I noticed this topic recently, as I do not hit this forum often. I know there is a long string of acrimony below, but I wanted to attempt a clear answer.

The strange finding of quantum mechanics is that a quanta does not behave either as a particle or as a wave, but has characteristics of both. A quanta could be a photon of light or an electron, or something else small, either with or without mass.

Predicting quantum behavior involves summing over all possible paths. The double slit experiment is the most simple example, as there are only 2 paths, both of 50% probability.

Here is where it starts to get strange. A single particle in the quantum world must be visualized as taking both paths. Now of course it cannot take both paths, but the probability of both paths is seen as a real thing, a "probability wave." When you project separate particles, even minutes apart, the probability waves are seen to interfere. They create interference patterns, just as light waves interfere through a grating.

How can separate particles interfere? Well they cannot. So it is wrong to visualize an electron as a tiny particle, like a little rock. It is something else much harder to visualize, a wave of probability.

Now comes the trickiest part, and the part relevant to your question. When an observable quantity must be measured, the wave of probability is said to collapse to a single value. So for example, the position of an electron, rather than being 50% maybe in one place, and 50% maybe in another, is found to be 100% in one of the two possible locations.

This part of quantum theory, collapse of the wave function, is the most mysterious and the least understood. There are many theories, none of them particularly satisfying. Most scientists would say this occurs at the moment the particle interacts with a macroscopic detector, while others say it must reach consciousness.
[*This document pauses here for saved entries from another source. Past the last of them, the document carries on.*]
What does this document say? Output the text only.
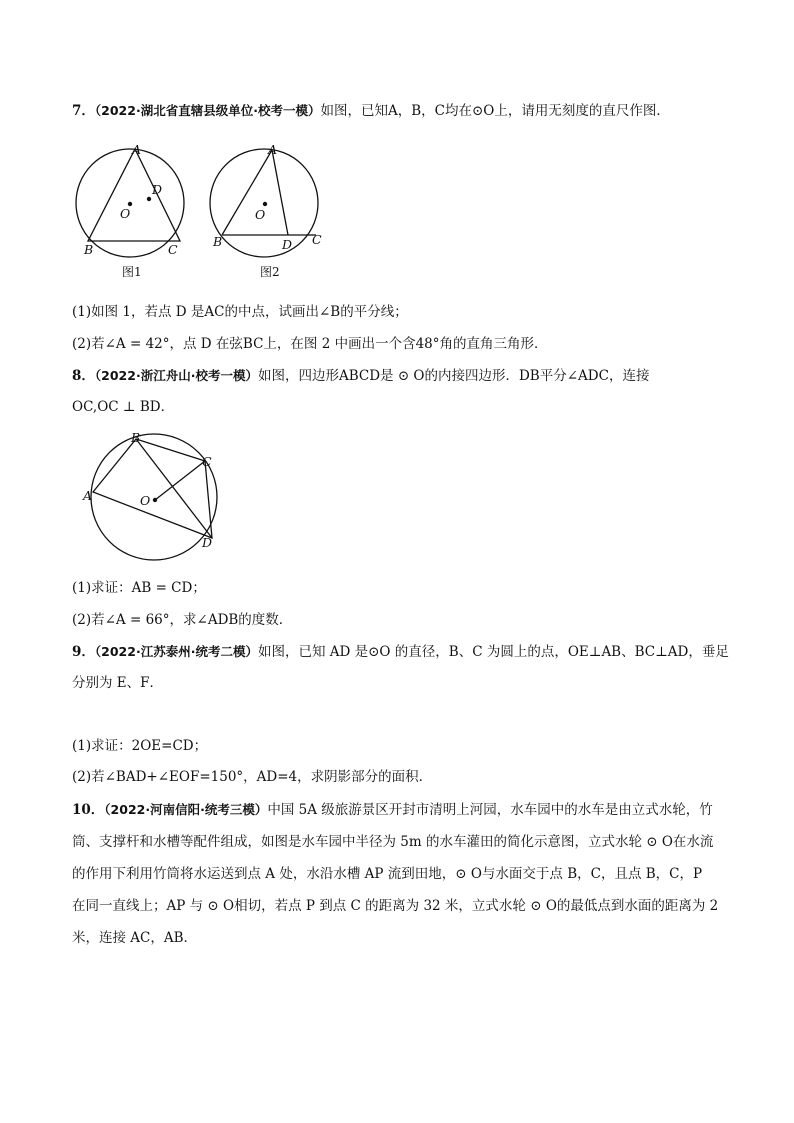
7．（2022·湖北省直辖县级单位·校考一模）如图，已知A，B，C均在⊙O上，请用无刻度的直尺作图．
A
B	C
D
O
图1
A
B	C
D
O
图2
(1)如图 1，若点 D 是AC的中点，试画出∠B的平分线；
(2)若∠A = 42°，点 D 在弦BC上，在图 2 中画出一个含48°角的直角三角形．
8．（2022·浙江舟山·校考一模）如图，四边形ABCD是 ⊙ O的内接四边形．DB平分∠ADC，连接
OC,OC ⊥ BD．
A
B
C
D
O
(1)求证：AB = CD；
(2)若∠A = 66°，求∠ADB的度数．
9．（2022·江苏泰州·统考二模）如图，已知 AD 是⊙O 的直径，B、C 为圆上的点，OE⊥AB、BC⊥AD，垂足
分别为 E、F．
(1)求证：2OE=CD；
(2)若∠BAD+∠EOF=150°，AD=4，求阴影部分的面积．
10．（2022·河南信阳·统考三模）中国 5A 级旅游景区开封市清明上河园，水车园中的水车是由立式水轮，竹
筒、支撑杆和水槽等配件组成，如图是水车园中半径为 5m 的水车灌田的简化示意图，立式水轮 ⊙ O在水流
的作用下利用竹筒将水运送到点 A 处，水沿水槽 AP 流到田地，⊙ O与水面交于点 B，C，且点 B，C，P
在同一直线上；AP 与 ⊙ O相切，若点 P 到点 C 的距离为 32 米，立式水轮 ⊙ O的最低点到水面的距离为 2
米，连接 AC，AB．
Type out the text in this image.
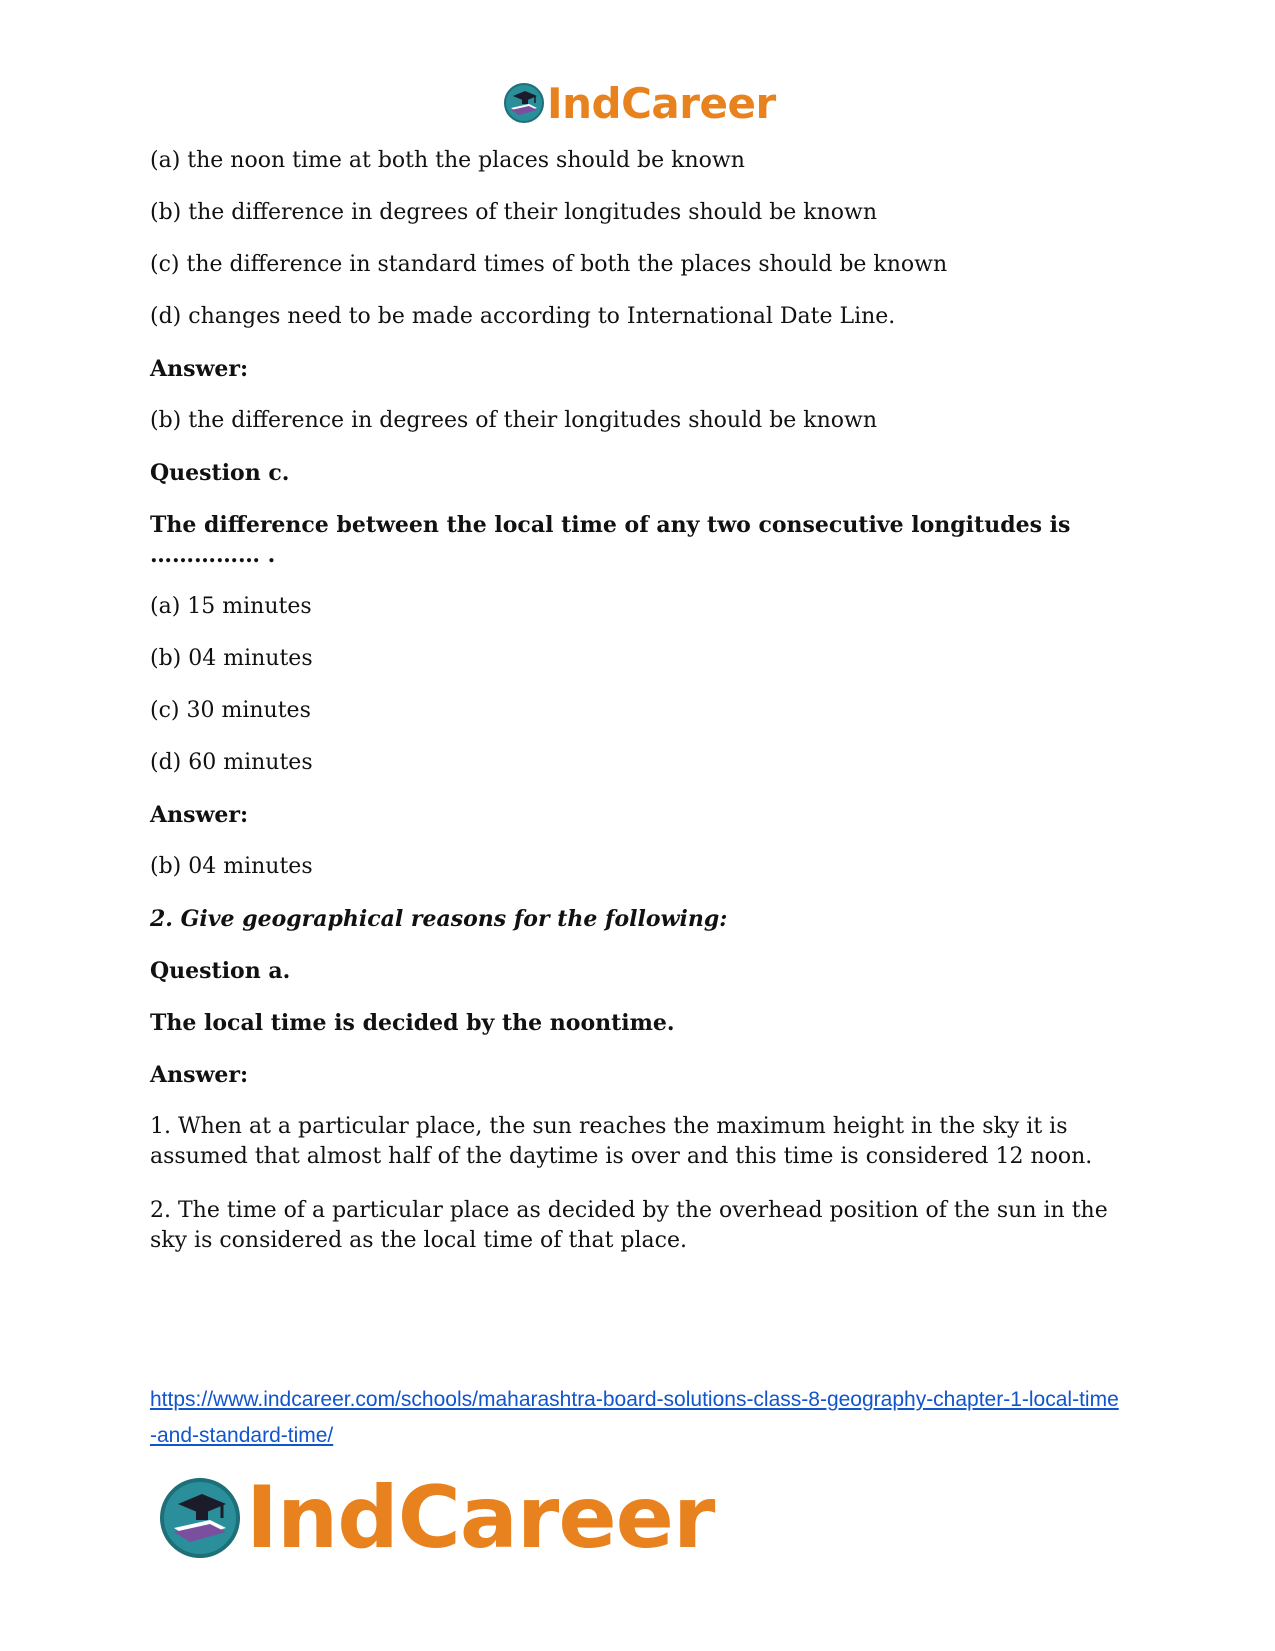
IndCareer
(a) the noon time at both the places should be known
(b) the difference in degrees of their longitudes should be known
(c) the difference in standard times of both the places should be known
(d) changes need to be made according to International Date Line.
Answer:
(b) the difference in degrees of their longitudes should be known
Question c.
The difference between the local time of any two consecutive longitudes is …………… .
(a) 15 minutes
(b) 04 minutes
(c) 30 minutes
(d) 60 minutes
Answer:
(b) 04 minutes
2. Give geographical reasons for the following:
Question a.
The local time is decided by the noontime.
Answer:
1. When at a particular place, the sun reaches the maximum height in the sky it is assumed that almost half of the daytime is over and this time is considered 12 noon.
2. The time of a particular place as decided by the overhead position of the sun in the sky is considered as the local time of that place.
https://www.indcareer.com/schools/maharashtra-board-solutions-class-8-geography-chapter-1-local-time-and-standard-time/
IndCareer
Who can know what happens before things reach consciousness anyway? And is a dog conscious enough? There are a lot of unanswerable questions.
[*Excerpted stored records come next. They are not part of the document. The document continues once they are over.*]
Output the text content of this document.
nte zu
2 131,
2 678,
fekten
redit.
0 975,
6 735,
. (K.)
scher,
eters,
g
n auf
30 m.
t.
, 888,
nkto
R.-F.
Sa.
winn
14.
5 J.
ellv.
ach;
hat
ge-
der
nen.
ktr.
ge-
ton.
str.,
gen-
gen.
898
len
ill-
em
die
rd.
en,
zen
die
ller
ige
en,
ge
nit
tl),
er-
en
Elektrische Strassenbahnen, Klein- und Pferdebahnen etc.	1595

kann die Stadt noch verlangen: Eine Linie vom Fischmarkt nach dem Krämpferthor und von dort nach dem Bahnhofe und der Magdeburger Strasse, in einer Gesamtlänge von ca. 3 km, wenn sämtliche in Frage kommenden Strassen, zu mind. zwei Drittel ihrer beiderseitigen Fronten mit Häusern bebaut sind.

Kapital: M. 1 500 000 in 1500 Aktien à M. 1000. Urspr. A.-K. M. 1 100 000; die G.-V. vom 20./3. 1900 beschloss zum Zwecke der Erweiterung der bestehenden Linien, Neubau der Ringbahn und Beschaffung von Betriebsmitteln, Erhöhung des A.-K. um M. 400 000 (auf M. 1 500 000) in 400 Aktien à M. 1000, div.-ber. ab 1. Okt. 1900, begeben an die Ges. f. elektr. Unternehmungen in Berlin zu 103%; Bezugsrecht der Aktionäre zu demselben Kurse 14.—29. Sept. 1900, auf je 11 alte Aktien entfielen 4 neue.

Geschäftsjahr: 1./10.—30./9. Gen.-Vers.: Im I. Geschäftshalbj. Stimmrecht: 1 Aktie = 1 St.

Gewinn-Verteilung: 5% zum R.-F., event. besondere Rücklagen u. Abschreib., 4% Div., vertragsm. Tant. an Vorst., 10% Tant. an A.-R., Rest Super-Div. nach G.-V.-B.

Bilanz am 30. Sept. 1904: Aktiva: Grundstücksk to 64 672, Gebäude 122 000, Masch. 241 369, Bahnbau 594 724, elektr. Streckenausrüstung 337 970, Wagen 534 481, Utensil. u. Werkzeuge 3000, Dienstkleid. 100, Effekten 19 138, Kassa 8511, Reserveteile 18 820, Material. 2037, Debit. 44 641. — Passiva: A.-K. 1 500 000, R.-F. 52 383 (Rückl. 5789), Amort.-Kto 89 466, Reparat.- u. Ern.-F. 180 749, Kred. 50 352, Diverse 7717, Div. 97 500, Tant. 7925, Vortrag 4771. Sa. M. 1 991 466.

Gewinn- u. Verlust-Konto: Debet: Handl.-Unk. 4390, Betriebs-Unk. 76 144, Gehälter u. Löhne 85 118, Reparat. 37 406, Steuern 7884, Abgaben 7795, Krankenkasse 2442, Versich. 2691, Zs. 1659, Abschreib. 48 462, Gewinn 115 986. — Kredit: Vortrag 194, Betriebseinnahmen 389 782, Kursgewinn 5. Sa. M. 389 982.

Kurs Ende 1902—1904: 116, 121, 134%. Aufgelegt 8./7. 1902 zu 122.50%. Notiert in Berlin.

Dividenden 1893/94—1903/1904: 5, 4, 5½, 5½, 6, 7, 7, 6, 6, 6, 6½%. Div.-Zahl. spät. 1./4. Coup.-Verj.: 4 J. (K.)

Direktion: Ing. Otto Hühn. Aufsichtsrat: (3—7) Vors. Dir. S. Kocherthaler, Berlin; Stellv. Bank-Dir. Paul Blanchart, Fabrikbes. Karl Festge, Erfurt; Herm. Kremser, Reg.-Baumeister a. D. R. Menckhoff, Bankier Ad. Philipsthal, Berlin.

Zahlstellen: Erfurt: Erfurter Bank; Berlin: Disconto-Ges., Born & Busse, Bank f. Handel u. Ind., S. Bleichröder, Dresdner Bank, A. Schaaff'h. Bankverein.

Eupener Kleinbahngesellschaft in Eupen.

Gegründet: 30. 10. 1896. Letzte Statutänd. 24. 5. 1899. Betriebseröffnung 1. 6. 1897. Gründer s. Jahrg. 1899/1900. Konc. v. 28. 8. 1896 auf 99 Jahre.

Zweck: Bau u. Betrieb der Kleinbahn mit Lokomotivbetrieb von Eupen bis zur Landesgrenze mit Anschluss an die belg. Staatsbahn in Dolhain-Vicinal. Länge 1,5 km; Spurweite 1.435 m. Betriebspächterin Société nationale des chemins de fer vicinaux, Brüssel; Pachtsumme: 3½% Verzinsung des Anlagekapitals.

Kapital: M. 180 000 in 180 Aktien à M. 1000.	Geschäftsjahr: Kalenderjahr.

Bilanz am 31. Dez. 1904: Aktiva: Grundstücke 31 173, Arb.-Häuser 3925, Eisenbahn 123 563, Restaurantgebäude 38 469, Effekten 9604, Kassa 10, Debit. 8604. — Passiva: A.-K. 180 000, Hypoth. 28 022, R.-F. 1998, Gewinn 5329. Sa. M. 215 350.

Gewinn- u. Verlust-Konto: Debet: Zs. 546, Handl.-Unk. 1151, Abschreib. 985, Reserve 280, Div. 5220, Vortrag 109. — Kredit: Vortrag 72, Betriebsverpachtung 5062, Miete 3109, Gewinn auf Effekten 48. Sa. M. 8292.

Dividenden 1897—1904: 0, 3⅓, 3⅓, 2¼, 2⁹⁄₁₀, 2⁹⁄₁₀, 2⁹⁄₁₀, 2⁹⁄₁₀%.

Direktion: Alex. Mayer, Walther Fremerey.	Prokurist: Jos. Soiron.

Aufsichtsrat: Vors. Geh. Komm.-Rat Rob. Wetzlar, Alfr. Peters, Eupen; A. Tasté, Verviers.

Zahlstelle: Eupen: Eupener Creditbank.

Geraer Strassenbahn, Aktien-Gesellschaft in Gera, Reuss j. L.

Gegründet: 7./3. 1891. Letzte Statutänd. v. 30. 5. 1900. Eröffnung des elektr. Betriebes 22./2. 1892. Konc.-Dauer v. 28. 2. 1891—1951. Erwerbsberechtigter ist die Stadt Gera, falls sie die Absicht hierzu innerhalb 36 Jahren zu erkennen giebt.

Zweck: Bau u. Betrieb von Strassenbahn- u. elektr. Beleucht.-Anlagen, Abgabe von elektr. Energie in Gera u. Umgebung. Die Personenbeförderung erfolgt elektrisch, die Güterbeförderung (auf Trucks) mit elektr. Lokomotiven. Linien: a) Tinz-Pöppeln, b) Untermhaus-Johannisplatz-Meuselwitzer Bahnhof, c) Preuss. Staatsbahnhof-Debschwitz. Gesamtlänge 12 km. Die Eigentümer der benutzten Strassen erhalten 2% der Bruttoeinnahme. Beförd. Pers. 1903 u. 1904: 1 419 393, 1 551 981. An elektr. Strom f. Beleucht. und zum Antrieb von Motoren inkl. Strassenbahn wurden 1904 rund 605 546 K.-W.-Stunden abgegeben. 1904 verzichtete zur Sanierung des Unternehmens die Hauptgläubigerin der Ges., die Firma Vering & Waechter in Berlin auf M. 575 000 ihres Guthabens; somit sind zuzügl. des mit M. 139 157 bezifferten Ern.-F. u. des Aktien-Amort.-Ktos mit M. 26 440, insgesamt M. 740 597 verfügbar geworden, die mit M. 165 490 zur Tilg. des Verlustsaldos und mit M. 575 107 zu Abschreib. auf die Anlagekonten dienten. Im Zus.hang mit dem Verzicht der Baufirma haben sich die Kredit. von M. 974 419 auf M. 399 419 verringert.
I would recommend The Road to Reality by Roger Penrose in this area. It is an ambitious book, and in my opinion, not completely successful, Many of the topics he tries to cover seem to be pitched way above the level that a layman will understand without extensive background. But in this one area, I think he writes at a level most people can follow.

Now, to get back to your specific question. The probability wave is seen to collapse at the point of measuremnt. So if you measure it at the slit itself, the probabilities are gone and there is a localized particle. There can be no interference after the slit in this case. If you measure it somewhere behind the slit, interference will be seen. The quantum thing acts as a wave until the very moment of measurement.